The long diagonal (e.g., BE) passes through the center and is equal to twice the side length of the hexagon (s). So, \(BE = 2s = 14\), which means the side length is \(s = 7\).
The vertices of triangle FCE form a specific shape within the regular hexagon. Let's consider the geometry. The distance from the center to any vertex is s=7. The triangle FCE is an isosceles triangle. The side FC is a short diagonal, EC is a short diagonal, and FE is a long diagonal. The length of a short diagonal is \(s\sqrt{3}\). So, \(FC = EC = 7\sqrt{3}\). The side FE is a long diagonal with length \(2s=14\).
We can find the area of triangle FCE. It is a right-angled triangle, since the angle at C (angle FCE) subtends the diameter of the circumscribed circle. The base and height can be considered FC and EC, which are short diagonals. Wait, FCE is not right-angled. Let's use coordinates or another method.
Let's place vertex E on the x-axis at (-7, 0) and F at (7,0), with the center at (0,0). Then vertex C would be at \((-7\cos(60^\circ), 7\sin(60^\circ)) = (-3.5, 7\sqrt{3}/2)\). No, this is incorrect.
A simpler way: The triangle FCE is an isosceles triangle with base FE = 14 and equal sides FC and EC. The height of this triangle is the perpendicular distance from C to the line segment FE. This height is equal to 1.5 times the side length of the equilateral triangles that form the hexagon, which is \(1.5 \times (s\sqrt{3}/2) = 1.5 \times (7\sqrt{3}/2) = 21\sqrt{3}/4\). This is getting complicated.
Let's use a simpler decomposition. The area of the regular hexagon is \( \frac{3\sqrt{3}}{2}s^2 = \frac{3\sqrt{3}}{2}(7^2) = \frac{147\sqrt{3}}{2} \). The triangle FCE covers a specific fraction of this area. Triangle FCE consists of three smaller triangles: F-Center-E, F-Center-C, C-Center-E. These are not easy to calculate.

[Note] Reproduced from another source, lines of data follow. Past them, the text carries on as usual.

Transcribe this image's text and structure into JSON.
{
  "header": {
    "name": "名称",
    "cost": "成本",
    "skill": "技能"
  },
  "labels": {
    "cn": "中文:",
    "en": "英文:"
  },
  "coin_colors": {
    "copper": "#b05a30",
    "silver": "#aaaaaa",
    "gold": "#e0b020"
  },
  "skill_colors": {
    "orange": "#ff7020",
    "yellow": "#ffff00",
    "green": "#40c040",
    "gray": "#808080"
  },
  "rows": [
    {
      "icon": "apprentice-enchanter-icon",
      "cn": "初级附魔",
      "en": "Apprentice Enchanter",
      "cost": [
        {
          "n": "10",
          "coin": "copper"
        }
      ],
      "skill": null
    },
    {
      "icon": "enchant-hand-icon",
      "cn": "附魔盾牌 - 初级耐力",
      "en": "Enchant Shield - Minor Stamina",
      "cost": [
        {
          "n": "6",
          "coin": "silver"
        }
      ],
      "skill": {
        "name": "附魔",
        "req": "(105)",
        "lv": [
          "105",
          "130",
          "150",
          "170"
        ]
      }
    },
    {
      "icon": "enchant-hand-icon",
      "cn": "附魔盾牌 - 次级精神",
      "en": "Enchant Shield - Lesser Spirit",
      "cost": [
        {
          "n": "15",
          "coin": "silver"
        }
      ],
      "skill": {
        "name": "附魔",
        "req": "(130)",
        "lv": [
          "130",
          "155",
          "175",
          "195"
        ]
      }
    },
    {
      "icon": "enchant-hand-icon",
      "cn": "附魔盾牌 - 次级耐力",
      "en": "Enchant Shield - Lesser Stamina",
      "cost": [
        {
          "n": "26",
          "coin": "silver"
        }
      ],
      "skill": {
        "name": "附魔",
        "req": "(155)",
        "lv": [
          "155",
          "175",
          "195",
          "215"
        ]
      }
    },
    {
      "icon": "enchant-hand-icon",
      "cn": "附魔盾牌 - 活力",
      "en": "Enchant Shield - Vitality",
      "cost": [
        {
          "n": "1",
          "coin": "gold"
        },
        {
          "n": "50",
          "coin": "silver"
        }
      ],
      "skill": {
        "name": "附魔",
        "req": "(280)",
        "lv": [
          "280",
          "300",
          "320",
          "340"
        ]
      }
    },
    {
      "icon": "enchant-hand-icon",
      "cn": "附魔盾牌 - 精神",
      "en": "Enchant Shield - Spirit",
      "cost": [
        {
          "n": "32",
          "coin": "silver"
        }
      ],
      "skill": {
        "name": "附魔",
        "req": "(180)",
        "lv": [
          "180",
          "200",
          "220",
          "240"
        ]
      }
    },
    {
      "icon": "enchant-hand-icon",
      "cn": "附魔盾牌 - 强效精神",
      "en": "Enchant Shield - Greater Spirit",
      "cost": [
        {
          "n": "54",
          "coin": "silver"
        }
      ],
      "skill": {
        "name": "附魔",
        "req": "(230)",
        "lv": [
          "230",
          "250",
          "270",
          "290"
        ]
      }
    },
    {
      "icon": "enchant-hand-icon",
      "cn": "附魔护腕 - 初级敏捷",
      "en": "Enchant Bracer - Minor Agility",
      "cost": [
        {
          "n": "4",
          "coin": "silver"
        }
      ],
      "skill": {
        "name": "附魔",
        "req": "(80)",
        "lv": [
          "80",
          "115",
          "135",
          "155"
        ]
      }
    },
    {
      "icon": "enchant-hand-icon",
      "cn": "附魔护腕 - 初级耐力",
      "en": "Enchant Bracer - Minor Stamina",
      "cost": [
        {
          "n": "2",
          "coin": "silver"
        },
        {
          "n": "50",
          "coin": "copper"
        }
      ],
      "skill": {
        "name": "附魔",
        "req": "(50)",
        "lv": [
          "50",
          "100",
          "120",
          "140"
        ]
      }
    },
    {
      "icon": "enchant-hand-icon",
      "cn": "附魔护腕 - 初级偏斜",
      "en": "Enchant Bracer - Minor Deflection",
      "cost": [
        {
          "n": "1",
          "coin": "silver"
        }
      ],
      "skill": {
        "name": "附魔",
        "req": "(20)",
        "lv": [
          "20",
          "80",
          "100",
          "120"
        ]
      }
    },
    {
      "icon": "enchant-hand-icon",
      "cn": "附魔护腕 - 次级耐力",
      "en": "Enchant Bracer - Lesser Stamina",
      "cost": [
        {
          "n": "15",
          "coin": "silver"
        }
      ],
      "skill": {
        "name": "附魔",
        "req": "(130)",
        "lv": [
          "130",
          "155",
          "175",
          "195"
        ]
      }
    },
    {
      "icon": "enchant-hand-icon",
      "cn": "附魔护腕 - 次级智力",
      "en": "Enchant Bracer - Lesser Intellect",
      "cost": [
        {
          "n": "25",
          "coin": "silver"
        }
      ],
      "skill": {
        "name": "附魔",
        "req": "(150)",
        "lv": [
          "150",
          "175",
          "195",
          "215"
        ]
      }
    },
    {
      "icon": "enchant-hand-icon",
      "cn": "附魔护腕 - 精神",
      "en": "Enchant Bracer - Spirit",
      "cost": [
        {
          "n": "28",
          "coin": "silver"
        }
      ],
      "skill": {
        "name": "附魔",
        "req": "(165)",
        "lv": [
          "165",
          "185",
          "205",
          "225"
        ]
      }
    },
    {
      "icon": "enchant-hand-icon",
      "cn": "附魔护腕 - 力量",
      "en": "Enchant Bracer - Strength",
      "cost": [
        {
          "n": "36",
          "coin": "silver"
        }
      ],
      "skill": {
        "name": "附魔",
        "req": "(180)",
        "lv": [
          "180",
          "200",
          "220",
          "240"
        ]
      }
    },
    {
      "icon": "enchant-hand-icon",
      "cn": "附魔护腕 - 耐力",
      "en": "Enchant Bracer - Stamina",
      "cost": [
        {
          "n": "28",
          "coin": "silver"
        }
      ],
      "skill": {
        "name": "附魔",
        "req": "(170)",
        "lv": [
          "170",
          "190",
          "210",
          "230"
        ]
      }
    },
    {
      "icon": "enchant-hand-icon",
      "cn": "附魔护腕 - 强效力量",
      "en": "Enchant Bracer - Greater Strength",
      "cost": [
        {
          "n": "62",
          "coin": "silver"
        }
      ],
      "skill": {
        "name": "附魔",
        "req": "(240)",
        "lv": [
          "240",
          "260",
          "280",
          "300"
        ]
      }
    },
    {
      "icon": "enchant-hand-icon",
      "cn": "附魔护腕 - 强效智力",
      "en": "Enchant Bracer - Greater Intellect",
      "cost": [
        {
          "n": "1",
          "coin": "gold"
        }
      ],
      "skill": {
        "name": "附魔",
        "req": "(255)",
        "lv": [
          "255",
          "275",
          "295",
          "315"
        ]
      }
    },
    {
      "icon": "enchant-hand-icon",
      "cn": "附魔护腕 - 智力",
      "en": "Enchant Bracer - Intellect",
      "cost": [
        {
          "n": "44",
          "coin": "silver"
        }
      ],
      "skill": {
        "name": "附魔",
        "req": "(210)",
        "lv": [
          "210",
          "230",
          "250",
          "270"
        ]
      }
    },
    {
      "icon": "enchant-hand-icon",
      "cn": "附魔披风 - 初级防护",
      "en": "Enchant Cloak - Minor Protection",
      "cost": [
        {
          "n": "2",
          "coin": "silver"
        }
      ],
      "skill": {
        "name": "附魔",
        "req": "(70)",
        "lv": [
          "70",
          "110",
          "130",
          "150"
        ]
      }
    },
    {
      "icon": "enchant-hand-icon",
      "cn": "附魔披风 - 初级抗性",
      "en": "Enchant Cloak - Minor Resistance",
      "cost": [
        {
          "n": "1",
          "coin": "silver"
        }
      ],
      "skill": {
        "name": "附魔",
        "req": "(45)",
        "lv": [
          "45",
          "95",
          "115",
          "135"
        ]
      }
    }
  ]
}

Let's reconsider the triangle shape. Vertices F, C, E. Let's use the shoelace formula or place E at origin. Let's use the property that the area of triangle FCE is composed of triangle FDE and triangle CDE. This is also not simple.

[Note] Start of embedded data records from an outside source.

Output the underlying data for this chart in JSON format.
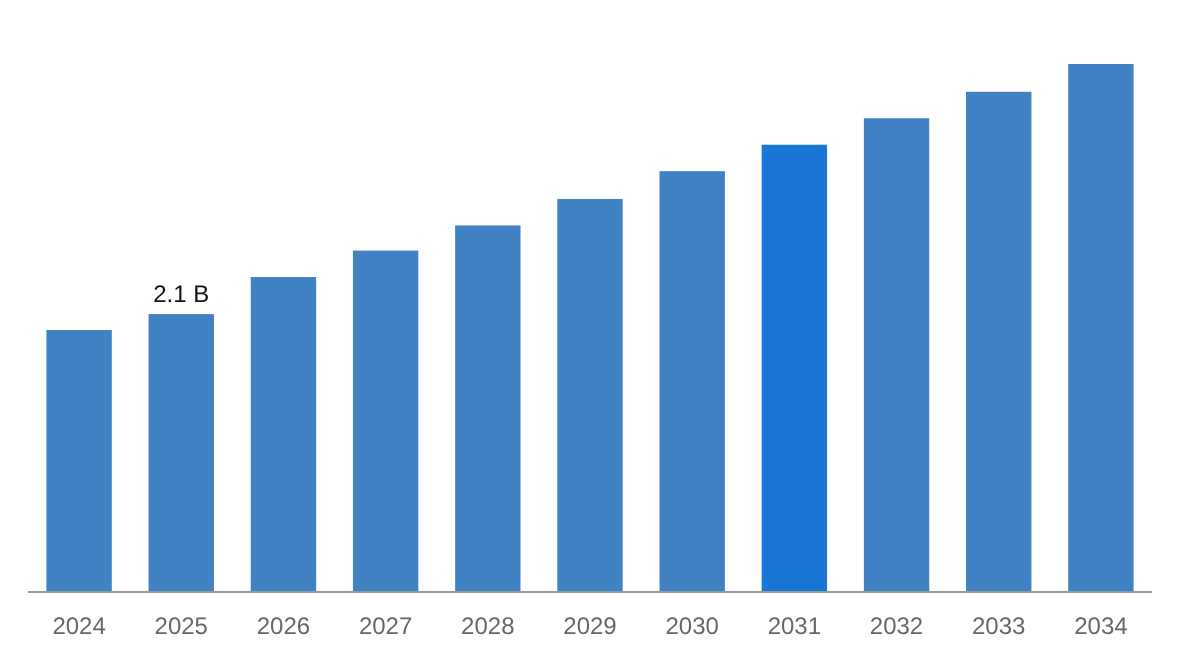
{
  "chart_data": {
    "type": "bar",
    "categories": [
      "2024",
      "2025",
      "2026",
      "2027",
      "2028",
      "2029",
      "2030",
      "2031",
      "2032",
      "2033",
      "2034"
    ],
    "values": [
      1.98,
      2.1,
      2.38,
      2.58,
      2.77,
      2.97,
      3.18,
      3.38,
      3.58,
      3.78,
      3.99
    ],
    "colors": [
      "#4182c5",
      "#4182c5",
      "#4182c5",
      "#4182c5",
      "#4182c5",
      "#4182c5",
      "#4182c5",
      "#1976d4",
      "#4182c5",
      "#4182c5",
      "#4182c5"
    ],
    "value_labels": [
      null,
      "2.1 B",
      null,
      null,
      null,
      null,
      null,
      null,
      null,
      null,
      null
    ]
  }
}
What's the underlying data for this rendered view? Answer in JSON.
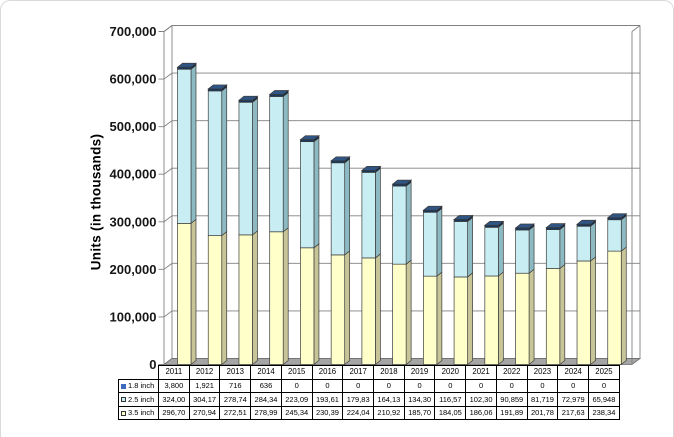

Let's go back to the simplest observation: The line segment FE is a diagonal that passes through the center. C is another vertex. The triangle FCE is inscribed in the hexagon's circumcircle. The base is the diameter FE=14. The height is the perpendicular distance from C to the diameter FE. The height is the apothem of the hexagon, which is \(s\sqrt{3}/2 = 7\sqrt{3}/2\). No, the height is the y-coordinate of C if FE is on the x-axis. This would be \(s\sqrt{3}/2\). Ah, no, the vertices are F, C, E. The triangle is made of two small equilateral triangles (area \(s^2\sqrt{3}/4\)) and one isoceles triangle made of two radii and a 120 degree angle.

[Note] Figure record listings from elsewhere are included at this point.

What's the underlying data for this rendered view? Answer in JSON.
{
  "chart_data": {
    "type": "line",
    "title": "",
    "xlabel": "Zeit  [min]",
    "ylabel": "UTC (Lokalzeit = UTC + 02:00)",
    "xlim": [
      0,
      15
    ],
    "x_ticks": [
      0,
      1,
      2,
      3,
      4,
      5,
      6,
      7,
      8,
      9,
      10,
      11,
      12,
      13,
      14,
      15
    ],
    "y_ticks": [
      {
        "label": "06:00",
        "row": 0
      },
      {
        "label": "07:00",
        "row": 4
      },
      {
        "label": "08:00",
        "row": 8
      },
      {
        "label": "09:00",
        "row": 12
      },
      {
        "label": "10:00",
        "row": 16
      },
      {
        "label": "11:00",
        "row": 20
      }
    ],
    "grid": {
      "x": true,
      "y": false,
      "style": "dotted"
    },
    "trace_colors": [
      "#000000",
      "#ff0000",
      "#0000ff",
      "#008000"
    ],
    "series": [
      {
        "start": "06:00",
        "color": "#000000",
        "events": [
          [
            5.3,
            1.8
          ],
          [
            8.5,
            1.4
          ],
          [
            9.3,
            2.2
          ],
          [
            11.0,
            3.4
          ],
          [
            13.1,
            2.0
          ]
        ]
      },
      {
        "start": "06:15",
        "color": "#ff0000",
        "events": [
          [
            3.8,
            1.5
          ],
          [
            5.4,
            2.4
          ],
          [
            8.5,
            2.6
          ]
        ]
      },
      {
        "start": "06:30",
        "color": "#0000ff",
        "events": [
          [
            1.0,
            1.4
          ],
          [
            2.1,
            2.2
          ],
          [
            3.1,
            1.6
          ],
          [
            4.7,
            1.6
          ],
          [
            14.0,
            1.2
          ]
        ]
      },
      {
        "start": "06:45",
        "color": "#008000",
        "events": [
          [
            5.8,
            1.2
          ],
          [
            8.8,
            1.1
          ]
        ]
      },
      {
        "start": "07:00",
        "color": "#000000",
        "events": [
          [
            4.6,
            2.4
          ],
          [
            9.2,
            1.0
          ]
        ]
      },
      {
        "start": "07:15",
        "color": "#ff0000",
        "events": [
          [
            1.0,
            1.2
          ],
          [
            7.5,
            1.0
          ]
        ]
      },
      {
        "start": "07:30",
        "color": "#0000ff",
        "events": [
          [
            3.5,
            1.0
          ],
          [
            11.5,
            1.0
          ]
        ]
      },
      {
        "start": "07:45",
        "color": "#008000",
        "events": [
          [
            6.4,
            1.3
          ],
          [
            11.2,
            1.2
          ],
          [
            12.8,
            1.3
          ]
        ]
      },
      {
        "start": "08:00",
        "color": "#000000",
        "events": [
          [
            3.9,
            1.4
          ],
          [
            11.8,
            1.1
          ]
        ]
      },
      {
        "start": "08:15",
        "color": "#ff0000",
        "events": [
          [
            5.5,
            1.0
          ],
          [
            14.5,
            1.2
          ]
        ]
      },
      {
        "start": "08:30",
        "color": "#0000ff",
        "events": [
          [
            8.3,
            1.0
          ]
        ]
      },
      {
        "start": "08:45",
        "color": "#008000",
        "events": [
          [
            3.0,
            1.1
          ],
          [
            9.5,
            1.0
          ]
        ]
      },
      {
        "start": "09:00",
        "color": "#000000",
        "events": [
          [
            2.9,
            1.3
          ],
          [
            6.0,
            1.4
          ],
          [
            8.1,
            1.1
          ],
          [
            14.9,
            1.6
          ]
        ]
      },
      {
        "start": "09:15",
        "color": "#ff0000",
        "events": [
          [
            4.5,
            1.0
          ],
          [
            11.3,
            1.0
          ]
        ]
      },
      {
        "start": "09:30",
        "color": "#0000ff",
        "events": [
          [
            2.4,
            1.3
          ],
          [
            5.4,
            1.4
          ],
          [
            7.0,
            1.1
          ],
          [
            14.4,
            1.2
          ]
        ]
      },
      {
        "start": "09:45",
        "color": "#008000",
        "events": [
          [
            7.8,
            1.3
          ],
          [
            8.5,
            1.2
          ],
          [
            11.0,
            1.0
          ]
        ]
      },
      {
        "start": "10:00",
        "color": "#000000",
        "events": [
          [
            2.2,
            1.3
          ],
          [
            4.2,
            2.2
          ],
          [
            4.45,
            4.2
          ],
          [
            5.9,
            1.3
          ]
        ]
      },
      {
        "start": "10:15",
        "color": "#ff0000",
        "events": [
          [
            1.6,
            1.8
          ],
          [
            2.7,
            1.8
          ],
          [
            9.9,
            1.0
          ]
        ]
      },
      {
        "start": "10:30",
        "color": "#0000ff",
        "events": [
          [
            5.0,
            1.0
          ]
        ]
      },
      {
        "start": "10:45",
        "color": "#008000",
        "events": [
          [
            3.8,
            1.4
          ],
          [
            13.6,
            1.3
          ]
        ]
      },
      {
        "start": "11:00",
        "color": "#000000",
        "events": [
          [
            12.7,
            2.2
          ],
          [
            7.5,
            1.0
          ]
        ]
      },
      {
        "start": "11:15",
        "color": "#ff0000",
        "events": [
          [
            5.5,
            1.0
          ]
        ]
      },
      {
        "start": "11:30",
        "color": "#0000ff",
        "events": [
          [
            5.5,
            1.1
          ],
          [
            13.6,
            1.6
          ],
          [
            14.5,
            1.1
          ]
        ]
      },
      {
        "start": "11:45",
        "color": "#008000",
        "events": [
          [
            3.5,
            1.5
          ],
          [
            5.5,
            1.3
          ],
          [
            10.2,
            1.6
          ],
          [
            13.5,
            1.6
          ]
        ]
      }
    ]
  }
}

Area = Area(F-Center-E) + Area(C-Center-F). This is not correct.
Let's use coordinates: Center at (0,0), s=7. A=(7,0). B=(3.5, 3.5\(\sqrt{3}\)). C=(-3.5, 3.5\(\sqrt{3}\)). D=(-7,0).
E=(-3.5, -3.5\(\sqrt{3}\)). F=(3.5, -3.5\(\sqrt{3}\)).
Vertices are F(3.5, -3.5\(\sqrt{3}\)), C(-3.5, 3.5\(\sqrt{3}\)), E(-3.5, -3.5\(\sqrt{3}\)).
This is a right-angled triangle with the right angle at E.
Base is CE on the vertical line x=-3.5. Length of CE = \(3.5\sqrt{3} - (-3.5\sqrt{3}) = 7\sqrt{3}\).
Height is the horizontal distance from F to the line x=-3.5. Length of height = \(3.5 - (-3.5) = 7\).
Area = \( \frac{1}{2} \times \text{base} \times \text{height} = \frac{1}{2} \times 7\sqrt{3} \times 7 = \frac{49\sqrt{3}}{2} \).
Since we found a unique value for the area, statement (1) is sufficient.
Step 3: Analysis of Statement (2)
Statement (2) gives \(EC = 7\sqrt{3}\). EC is a short diagonal of the hexagon. If we assume the hexagon is regular, then the length of a short diagonal is \(s\sqrt{3}\). So \(s\sqrt{3} = 7\sqrt{3}\), which implies \(s = 7\). This would make it sufficient. However, the statement does not say the hexagon is regular. An irregular hexagon could have a diagonal of length \(7\sqrt{3}\) without all its sides being 7. Without knowing the hexagon is regular, we do not know the coordinates or positions of the other vertices (like F), so we cannot calculate the area of triangle FCE.
Therefore, Statement (2) ALONE is not sufficient.
Step 4: Final Answer
Statement (1) alone is sufficient, but Statement (2) alone is not. The correct answer is (A).